Crisi da covid, la trattoria contro i politici: "Qui non li serviamo più"

La singolare protesta dello storico locale Burde alla periferia di Firenze: "Siamo a terra e non ci ascoltano. Per loro neanche piatti da asporto"

Paolo Gori, uno dei titolari di Burde (New Press Photo)

Paolo Gori, uno dei titolari di Burde (New Press Photo)

Firenze, 17 febbraio 2021 - «Non vedo l’ora che venga un politico a chiedermi se c’è un tavolo libero...". Il resto della frase Andrea Gori, fiorentino di scorza ruvida e concetti spicci, non l’affida certo alla libera interpretazione. "Gli dirò ’Tutto esaurito’, mi dispiace".

Trattoria Burde, via Pistoiese, Firenze. Qui, nell’ultimo braccio di città prima della Piana, in uno dei templi laici della cucina toscana refrattaria agli imbellettamenti e alle mezze misure, hanno fatto spesso capolino molte eminenze della politica locale e non – così, random: Renzi, Bersani, Giani, la Saccardi... – per addentare una bistecca docg.

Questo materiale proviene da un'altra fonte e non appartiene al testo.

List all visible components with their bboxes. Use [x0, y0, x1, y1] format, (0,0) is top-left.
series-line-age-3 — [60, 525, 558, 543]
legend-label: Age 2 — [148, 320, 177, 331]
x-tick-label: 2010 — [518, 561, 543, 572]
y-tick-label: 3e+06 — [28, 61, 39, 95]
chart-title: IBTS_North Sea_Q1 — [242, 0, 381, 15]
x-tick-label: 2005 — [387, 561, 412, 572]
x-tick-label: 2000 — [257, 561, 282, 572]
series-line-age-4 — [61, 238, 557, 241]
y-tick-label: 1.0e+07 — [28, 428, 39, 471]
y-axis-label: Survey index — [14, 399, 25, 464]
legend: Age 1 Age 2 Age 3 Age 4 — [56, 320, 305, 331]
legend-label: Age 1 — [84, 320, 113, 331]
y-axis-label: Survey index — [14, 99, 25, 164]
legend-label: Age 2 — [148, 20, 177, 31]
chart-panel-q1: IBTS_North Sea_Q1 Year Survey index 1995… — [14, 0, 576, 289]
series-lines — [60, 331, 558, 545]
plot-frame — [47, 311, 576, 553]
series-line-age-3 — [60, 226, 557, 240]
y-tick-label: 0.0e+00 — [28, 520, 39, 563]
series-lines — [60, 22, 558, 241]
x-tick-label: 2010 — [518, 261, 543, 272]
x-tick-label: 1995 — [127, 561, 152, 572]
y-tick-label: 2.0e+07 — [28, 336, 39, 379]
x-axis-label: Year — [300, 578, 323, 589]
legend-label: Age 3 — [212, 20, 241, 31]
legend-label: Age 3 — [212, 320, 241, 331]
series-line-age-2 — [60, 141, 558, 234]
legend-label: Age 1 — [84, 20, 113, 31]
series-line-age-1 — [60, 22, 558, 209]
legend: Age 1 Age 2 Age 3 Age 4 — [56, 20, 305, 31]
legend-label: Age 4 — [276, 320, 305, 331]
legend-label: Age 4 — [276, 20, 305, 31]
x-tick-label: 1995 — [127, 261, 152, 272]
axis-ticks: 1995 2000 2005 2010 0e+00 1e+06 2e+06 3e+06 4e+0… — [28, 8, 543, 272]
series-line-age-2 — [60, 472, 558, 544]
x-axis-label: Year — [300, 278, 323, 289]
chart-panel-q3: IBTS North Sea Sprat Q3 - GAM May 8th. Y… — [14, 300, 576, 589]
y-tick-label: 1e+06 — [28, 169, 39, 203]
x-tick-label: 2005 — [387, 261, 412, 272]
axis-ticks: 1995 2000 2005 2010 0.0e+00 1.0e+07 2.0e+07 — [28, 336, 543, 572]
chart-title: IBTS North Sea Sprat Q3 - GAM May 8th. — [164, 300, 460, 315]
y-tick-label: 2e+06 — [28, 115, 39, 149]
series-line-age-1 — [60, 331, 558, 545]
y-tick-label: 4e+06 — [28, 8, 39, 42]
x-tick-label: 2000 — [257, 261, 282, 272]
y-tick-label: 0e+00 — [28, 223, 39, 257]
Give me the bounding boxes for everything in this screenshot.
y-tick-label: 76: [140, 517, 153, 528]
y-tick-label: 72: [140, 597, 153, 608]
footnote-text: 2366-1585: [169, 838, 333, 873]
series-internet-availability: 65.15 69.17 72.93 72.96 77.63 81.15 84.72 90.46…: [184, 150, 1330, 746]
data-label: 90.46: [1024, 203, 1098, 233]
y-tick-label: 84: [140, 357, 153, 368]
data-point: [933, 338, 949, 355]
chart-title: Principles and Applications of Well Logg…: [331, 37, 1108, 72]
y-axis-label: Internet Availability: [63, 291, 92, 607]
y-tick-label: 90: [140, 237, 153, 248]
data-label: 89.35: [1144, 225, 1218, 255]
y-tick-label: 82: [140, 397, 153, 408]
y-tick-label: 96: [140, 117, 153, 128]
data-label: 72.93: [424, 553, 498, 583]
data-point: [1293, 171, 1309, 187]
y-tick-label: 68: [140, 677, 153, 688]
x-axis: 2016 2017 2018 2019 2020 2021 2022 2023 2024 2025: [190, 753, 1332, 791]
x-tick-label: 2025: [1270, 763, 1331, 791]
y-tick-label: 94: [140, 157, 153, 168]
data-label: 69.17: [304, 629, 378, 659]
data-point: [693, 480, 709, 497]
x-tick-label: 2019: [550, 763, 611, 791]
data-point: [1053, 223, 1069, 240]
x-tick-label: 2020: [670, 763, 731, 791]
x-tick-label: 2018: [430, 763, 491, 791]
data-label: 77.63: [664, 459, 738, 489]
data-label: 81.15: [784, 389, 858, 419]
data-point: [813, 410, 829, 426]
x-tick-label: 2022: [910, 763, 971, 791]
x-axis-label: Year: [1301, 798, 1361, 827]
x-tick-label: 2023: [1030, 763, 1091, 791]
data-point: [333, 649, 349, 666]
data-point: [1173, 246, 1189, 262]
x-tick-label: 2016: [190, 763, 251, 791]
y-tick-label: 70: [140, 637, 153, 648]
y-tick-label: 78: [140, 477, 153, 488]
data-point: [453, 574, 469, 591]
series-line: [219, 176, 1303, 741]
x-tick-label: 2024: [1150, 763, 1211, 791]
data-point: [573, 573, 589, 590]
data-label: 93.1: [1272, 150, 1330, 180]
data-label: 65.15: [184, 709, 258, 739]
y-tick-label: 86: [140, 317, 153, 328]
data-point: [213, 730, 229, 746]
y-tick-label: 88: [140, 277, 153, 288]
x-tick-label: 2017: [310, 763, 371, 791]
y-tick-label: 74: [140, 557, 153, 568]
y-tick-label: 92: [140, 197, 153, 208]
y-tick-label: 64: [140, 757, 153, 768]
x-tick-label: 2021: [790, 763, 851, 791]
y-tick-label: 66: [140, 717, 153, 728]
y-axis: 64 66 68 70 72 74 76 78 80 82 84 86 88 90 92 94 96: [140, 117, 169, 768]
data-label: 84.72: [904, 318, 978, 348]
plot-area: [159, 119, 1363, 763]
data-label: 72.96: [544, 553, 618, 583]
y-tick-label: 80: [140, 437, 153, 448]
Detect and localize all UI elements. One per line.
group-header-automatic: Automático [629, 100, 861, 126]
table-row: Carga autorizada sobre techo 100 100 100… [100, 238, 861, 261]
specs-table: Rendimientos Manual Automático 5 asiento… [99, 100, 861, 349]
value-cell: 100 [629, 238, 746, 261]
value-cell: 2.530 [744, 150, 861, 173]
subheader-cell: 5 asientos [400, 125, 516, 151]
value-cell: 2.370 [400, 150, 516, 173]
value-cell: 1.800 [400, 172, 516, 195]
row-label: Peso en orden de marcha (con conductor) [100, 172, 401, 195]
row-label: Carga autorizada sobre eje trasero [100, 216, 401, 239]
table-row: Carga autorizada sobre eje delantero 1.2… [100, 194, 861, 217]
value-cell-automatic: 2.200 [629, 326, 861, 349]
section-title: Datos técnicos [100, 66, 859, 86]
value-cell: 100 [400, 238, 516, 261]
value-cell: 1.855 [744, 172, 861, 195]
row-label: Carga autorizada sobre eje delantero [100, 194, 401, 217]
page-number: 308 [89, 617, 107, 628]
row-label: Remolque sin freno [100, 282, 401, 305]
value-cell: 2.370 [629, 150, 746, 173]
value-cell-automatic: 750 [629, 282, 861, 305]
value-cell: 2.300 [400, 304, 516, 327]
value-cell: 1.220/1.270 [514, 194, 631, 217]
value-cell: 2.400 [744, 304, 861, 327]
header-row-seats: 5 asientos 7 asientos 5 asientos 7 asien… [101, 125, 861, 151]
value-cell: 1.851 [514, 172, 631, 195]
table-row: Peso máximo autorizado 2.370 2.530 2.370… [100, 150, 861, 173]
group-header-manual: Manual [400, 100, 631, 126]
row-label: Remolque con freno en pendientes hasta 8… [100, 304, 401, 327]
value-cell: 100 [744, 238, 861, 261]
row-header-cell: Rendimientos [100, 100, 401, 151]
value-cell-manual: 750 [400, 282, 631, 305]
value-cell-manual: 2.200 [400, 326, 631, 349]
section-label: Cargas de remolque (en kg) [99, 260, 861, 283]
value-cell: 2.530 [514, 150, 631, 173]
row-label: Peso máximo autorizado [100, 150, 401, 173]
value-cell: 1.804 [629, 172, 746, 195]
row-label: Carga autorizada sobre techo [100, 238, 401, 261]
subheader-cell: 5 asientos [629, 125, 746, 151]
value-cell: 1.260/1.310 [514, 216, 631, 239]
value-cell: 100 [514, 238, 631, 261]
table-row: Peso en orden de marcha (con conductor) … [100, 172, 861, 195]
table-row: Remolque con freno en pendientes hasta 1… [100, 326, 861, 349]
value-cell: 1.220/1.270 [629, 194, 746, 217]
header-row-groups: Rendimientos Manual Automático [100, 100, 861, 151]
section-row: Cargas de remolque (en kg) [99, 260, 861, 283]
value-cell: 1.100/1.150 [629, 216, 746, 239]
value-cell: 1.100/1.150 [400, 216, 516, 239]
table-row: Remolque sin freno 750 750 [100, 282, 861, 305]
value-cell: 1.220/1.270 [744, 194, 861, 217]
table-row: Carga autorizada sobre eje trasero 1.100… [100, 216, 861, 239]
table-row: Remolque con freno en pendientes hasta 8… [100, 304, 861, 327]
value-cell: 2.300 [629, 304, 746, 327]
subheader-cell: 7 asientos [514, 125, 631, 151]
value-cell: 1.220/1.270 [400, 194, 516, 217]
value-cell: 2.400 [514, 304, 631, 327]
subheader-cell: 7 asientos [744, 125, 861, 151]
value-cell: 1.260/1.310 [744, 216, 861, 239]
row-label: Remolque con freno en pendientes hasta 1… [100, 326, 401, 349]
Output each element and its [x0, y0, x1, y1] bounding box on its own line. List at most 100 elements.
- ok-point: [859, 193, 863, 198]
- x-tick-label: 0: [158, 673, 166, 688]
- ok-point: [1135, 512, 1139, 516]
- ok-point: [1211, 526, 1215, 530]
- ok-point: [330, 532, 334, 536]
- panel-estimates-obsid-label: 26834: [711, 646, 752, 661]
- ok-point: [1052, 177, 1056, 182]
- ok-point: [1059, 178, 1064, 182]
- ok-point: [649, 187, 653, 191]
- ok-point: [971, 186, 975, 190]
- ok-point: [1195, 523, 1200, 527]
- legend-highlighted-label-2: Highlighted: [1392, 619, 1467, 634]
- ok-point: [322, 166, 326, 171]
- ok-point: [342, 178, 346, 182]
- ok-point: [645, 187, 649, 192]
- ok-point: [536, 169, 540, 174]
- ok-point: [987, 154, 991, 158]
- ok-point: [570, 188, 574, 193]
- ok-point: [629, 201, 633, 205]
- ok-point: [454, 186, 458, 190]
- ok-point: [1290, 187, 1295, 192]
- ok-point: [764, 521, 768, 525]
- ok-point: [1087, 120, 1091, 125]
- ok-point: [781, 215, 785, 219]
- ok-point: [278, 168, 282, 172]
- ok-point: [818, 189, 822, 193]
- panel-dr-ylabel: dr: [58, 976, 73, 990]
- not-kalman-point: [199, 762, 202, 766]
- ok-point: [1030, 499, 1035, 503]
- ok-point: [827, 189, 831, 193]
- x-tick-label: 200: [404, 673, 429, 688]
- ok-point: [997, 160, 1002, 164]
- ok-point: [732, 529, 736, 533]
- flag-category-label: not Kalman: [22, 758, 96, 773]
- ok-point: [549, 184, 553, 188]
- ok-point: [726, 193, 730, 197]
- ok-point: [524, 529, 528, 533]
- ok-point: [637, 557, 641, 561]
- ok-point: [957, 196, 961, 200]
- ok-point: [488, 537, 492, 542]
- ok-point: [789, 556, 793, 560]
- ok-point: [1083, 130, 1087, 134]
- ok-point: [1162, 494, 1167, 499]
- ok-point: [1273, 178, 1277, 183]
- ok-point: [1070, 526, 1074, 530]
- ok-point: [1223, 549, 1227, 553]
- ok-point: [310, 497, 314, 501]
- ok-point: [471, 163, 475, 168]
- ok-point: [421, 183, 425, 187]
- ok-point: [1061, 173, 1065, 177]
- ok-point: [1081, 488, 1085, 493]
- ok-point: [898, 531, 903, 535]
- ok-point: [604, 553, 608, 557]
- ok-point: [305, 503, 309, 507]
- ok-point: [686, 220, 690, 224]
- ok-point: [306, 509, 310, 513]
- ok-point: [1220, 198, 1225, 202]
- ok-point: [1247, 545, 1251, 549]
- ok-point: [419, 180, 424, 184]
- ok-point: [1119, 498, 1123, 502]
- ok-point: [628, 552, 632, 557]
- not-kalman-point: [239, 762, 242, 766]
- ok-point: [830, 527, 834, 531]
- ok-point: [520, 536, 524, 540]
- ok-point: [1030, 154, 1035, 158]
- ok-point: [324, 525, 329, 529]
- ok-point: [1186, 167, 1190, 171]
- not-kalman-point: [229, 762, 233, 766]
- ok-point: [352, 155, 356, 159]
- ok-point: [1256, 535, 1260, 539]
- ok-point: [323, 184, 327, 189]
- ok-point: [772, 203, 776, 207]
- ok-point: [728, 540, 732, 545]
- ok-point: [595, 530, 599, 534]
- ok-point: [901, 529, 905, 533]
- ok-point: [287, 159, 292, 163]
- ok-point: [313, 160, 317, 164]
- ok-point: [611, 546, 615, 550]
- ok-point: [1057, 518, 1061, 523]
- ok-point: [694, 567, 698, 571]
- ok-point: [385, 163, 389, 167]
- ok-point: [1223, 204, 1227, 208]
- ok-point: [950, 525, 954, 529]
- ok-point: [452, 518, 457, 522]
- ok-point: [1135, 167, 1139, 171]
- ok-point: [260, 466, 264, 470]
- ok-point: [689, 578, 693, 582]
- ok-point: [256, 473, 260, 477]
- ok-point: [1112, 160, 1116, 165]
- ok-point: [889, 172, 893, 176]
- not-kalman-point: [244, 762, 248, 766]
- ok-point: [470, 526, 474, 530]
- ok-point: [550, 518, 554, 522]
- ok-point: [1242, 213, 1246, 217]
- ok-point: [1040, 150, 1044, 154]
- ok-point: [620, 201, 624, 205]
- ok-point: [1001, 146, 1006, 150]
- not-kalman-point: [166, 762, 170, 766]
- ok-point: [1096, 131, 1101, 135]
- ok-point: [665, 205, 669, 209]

«I politici hanno spesso scelto il nostro locale per organizzare incontri, anche riservati. Intendiamoci hanno sempre pagato fino all’ultimo euro ma noi li abbiamo accolti a braccia aperte e aiutati, nei limiti del possibile, a capire meglio queste zone di periferie – premette Andrea – Ora però sembra che per il mondo politico noi ristoratori si sia diventati assolutamente inutili e si possa aprire e chiudere da un giorno all’altro. E allora per quanto ci riguarda da noi i politici non mangiano più. Niente sedia al tavolo e nemmeno cibo da asporto".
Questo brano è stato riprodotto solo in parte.